The above argument implies that in each round our construction may output 3 outputs produced by consuming inputs from the same number of 3 input streams.

6 Outlook and Open Problems

In this work we introduced countermeasures against hardware Trojans which compared to existing solutions based on multiparty or verifiable computation are extremely simple and efficient, but only achieve limited security guarantees (i.e., we only guarantee that most outputs are correct or the Trojan is detected with high probability) in a restricted setting (iid inputs and no evolving state).

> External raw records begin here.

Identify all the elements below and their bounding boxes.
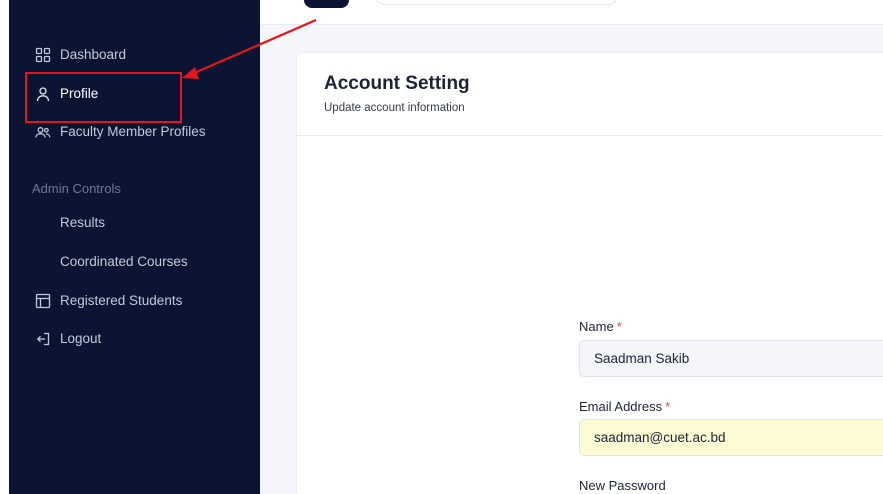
section-title-admin-controls: Admin Controls <box>32 181 121 196</box>
users-icon <box>35 127 51 138</box>
main-content: Account Setting Update account informati… <box>260 0 883 494</box>
menu-toggle-button[interactable] <box>304 0 349 8</box>
sidebar-item-label: Logout <box>60 331 102 346</box>
required-mark: * <box>665 399 671 414</box>
logout-icon <box>36 332 50 346</box>
sidebar-item-label: Coordinated Courses <box>60 254 188 269</box>
name-label: Name * <box>579 319 622 334</box>
table-icon <box>35 293 51 309</box>
sidebar-item-results[interactable]: Results <box>9 205 260 241</box>
sidebar-item-coordinated-courses[interactable]: Coordinated Courses <box>9 244 260 280</box>
top-header <box>260 0 883 25</box>
page-subtitle: Update account information <box>324 102 465 114</box>
sidebar-item-label: Dashboard <box>60 47 127 62</box>
sidebar-item-label: Registered Students <box>60 293 183 308</box>
sidebar-item-logout[interactable]: Logout <box>9 321 260 357</box>
left-edge <box>0 0 9 494</box>
sidebar-item-label: Results <box>60 215 106 230</box>
annotation-highlight-box <box>25 72 182 123</box>
page-title: Account Setting <box>324 73 470 94</box>
required-mark: * <box>616 319 622 334</box>
account-setting-card: Account Setting Update account informati… <box>296 52 883 494</box>
new-password-label: New Password <box>579 478 666 493</box>
email-field[interactable] <box>579 419 883 456</box>
card-header: Account Setting Update account informati… <box>297 53 883 136</box>
grid-icon <box>35 47 51 63</box>
search-input[interactable] <box>376 0 617 5</box>
sidebar-item-label: Faculty Member Profiles <box>60 124 206 139</box>
email-label: Email Address * <box>579 399 671 414</box>
sidebar-item-registered-students[interactable]: Registered Students <box>9 283 260 319</box>
name-field[interactable] <box>579 340 883 377</box>
sidebar-item-dashboard[interactable]: Dashboard <box>9 37 260 73</box>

Because of this, the scope of application for our schemes is limited, but as discussed in the introduction, we believe they will serve as a first but major step towards solving some of the main application targets like randomness generation. In particular, creating pseudorandomness for “randomness hungry” side-channel countermeasures like masking in a Trojan-resilient way is one of the main motivations for this work. The reason our simple schemes are a promising starting point towards Trojan-resilient pseudorandomness generation is the fact that in most settings (like masking) one does not need that the pseudorandomness is correctly generated, only that it is indistinguishable from uniform, so the relaxed security of our schemes is not a deal breaker. Another reason is the fact that one could use some of the pseudorandomness that is created to implement the master’s randomness source, thus making it deterministic. Fleshing these ideas out will require a better understanding of amplification and circularity issues in this setting.

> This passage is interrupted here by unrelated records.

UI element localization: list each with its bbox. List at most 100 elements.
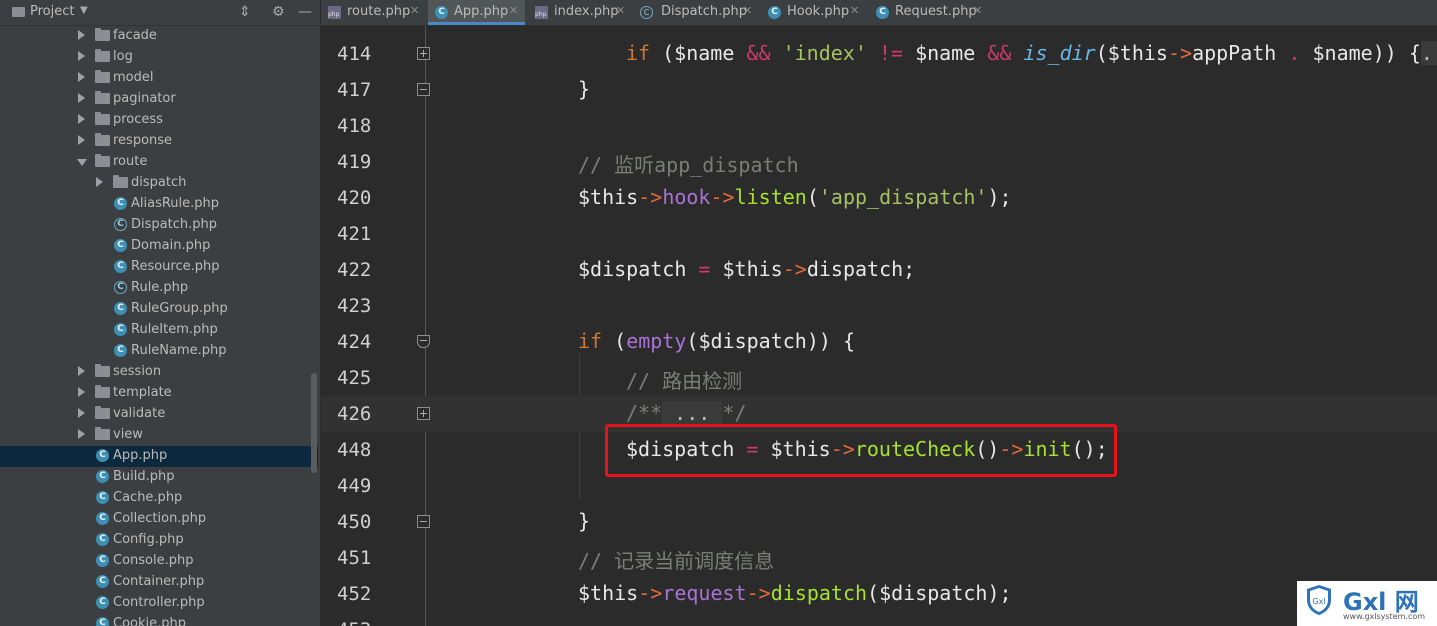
- gear-icon[interactable]: ⚙: [272, 4, 285, 20]
- tree-label: RuleItem.php: [131, 322, 218, 337]
- close-icon[interactable]: ✕: [616, 4, 625, 17]
- tab-index-php[interactable]: index.php ✕: [528, 0, 630, 25]
- code-line[interactable]: 452 $this->request->dispatch($dispatch);: [321, 576, 1437, 612]
- code-line[interactable]: 424 if (empty($dispatch)) {: [321, 324, 1437, 360]
- chevron-down-icon[interactable]: ▼: [80, 5, 88, 16]
- tab-label: Request.php: [895, 4, 977, 19]
- class-icon: C: [435, 6, 448, 19]
- chevron-right-icon[interactable]: [78, 429, 85, 439]
- highlight-box: [605, 424, 1117, 477]
- class-icon: C: [96, 491, 109, 504]
- tree-file[interactable]: C Cache.php: [0, 488, 318, 509]
- tree-folder[interactable]: dispatch: [0, 173, 318, 194]
- tree-file[interactable]: C Container.php: [0, 572, 318, 593]
- folder-icon: [95, 133, 110, 146]
- tree-folder[interactable]: model: [0, 68, 318, 89]
- chevron-right-icon[interactable]: [78, 72, 85, 82]
- tab-hook-php[interactable]: C Hook.php ✕: [761, 0, 866, 25]
- project-title[interactable]: Project: [30, 4, 74, 19]
- close-icon[interactable]: ✕: [850, 4, 859, 17]
- tree-file[interactable]: C Collection.php: [0, 509, 318, 530]
- tree-folder[interactable]: view: [0, 425, 318, 446]
- chevron-right-icon[interactable]: [78, 30, 85, 40]
- tree-file[interactable]: C App.php: [0, 446, 318, 467]
- tree-folder[interactable]: template: [0, 383, 318, 404]
- chevron-right-icon[interactable]: [78, 114, 85, 124]
- tree-folder[interactable]: log: [0, 47, 318, 68]
- fold-expand-icon[interactable]: [417, 407, 430, 420]
- chevron-right-icon[interactable]: [78, 408, 85, 418]
- tree-folder[interactable]: response: [0, 131, 318, 152]
- folder-icon: [95, 49, 110, 62]
- code-line[interactable]: 420 $this->hook->listen('app_dispatch');: [321, 180, 1437, 216]
- tree-folder[interactable]: facade: [0, 26, 318, 47]
- tree-file[interactable]: C Console.php: [0, 551, 318, 572]
- tab-app-php[interactable]: C App.php ✕: [428, 0, 525, 25]
- tree-file[interactable]: C Config.php: [0, 530, 318, 551]
- code-line[interactable]: 423: [321, 288, 1437, 324]
- code-line[interactable]: 451 // 记录当前调度信息: [321, 540, 1437, 576]
- close-icon[interactable]: ✕: [509, 4, 518, 17]
- tree-folder[interactable]: session: [0, 362, 318, 383]
- tree-label: Cookie.php: [113, 616, 186, 626]
- tab-route-php[interactable]: route.php ✕: [321, 0, 426, 25]
- tab-request-php[interactable]: C Request.php ✕: [869, 0, 987, 25]
- chevron-right-icon[interactable]: [78, 93, 85, 103]
- tree-file[interactable]: C RuleItem.php: [0, 320, 318, 341]
- tree-folder[interactable]: paginator: [0, 89, 318, 110]
- tree-folder[interactable]: route: [0, 152, 318, 173]
- fold-collapse-icon[interactable]: [417, 83, 430, 96]
- tab-dispatch-php[interactable]: C Dispatch.php ✕: [633, 0, 758, 25]
- tree-file[interactable]: C AliasRule.php: [0, 194, 318, 215]
- editor-tabs: route.php ✕ C App.php ✕ index.php ✕ C Di…: [321, 0, 1437, 26]
- tree-file[interactable]: C RuleGroup.php: [0, 299, 318, 320]
- chevron-right-icon[interactable]: [96, 177, 103, 187]
- tree-file[interactable]: C Resource.php: [0, 257, 318, 278]
- class-icon: C: [114, 302, 127, 315]
- tree-file[interactable]: C Rule.php: [0, 278, 318, 299]
- fold-expand-icon[interactable]: [417, 47, 430, 60]
- tree-file[interactable]: C Build.php: [0, 467, 318, 488]
- tree-file[interactable]: C Dispatch.php: [0, 215, 318, 236]
- chevron-right-icon[interactable]: [78, 135, 85, 145]
- watermark: Gxl Gxl 网 www.gxlsystem.com: [1297, 581, 1437, 626]
- project-folder-icon: [12, 7, 25, 17]
- folder-icon: [95, 385, 110, 398]
- code-text: $this->request->dispatch($dispatch);: [578, 581, 1012, 605]
- line-number: 451: [337, 547, 372, 569]
- code-line[interactable]: 425 // 路由检测: [321, 360, 1437, 396]
- chevron-right-icon[interactable]: [78, 366, 85, 376]
- chevron-right-icon[interactable]: [78, 387, 85, 397]
- tree-file[interactable]: C Controller.php: [0, 593, 318, 614]
- minimize-icon[interactable]: —: [298, 4, 312, 20]
- code-line[interactable]: 417 }: [321, 72, 1437, 108]
- close-icon[interactable]: ✕: [973, 4, 982, 17]
- tree-label: Build.php: [113, 469, 175, 484]
- code-line[interactable]: 418: [321, 108, 1437, 144]
- folder-icon: [113, 175, 128, 188]
- project-scrollbar[interactable]: [311, 373, 317, 473]
- code-line[interactable]: 450 }: [321, 504, 1437, 540]
- close-icon[interactable]: ✕: [743, 4, 752, 17]
- code-editor[interactable]: 414 if ($name && 'index' != $name && is_…: [321, 26, 1437, 626]
- line-number: 453: [337, 619, 371, 626]
- tree-folder[interactable]: validate: [0, 404, 318, 425]
- code-line[interactable]: 419 // 监听app_dispatch: [321, 144, 1437, 180]
- chevron-down-icon[interactable]: [77, 159, 87, 166]
- code-line[interactable]: 422 $dispatch = $this->dispatch;: [321, 252, 1437, 288]
- tree-folder[interactable]: process: [0, 110, 318, 131]
- tree-file[interactable]: C Domain.php: [0, 236, 318, 257]
- tree-file[interactable]: C RuleName.php: [0, 341, 318, 362]
- line-number: 414: [337, 43, 372, 65]
- code-line[interactable]: 421: [321, 216, 1437, 252]
- tree-label: validate: [113, 406, 166, 421]
- collapse-all-icon[interactable]: ⇕: [239, 4, 251, 20]
- tree-label: RuleName.php: [131, 343, 227, 358]
- fold-collapse-icon[interactable]: [417, 335, 430, 348]
- tree-file[interactable]: C Cookie.php: [0, 614, 318, 626]
- code-line[interactable]: 414 if ($name && 'index' != $name && is_…: [321, 36, 1437, 72]
- close-icon[interactable]: ✕: [410, 4, 419, 17]
- fold-collapse-icon[interactable]: [417, 515, 430, 528]
- code-line[interactable]: 453: [321, 612, 1437, 626]
- chevron-right-icon[interactable]: [78, 51, 85, 61]
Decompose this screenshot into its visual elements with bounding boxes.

The main concrete technical question left open problem in this work is to prove the security of the “minimal” and thus really practical scheme \(\varPi _2^\phi \) as stated in Conjecture 1. A positive resolution of the conjecture will need techniques that go beyond our proof via history-independence used in the proof for \(\varPi _{12}\).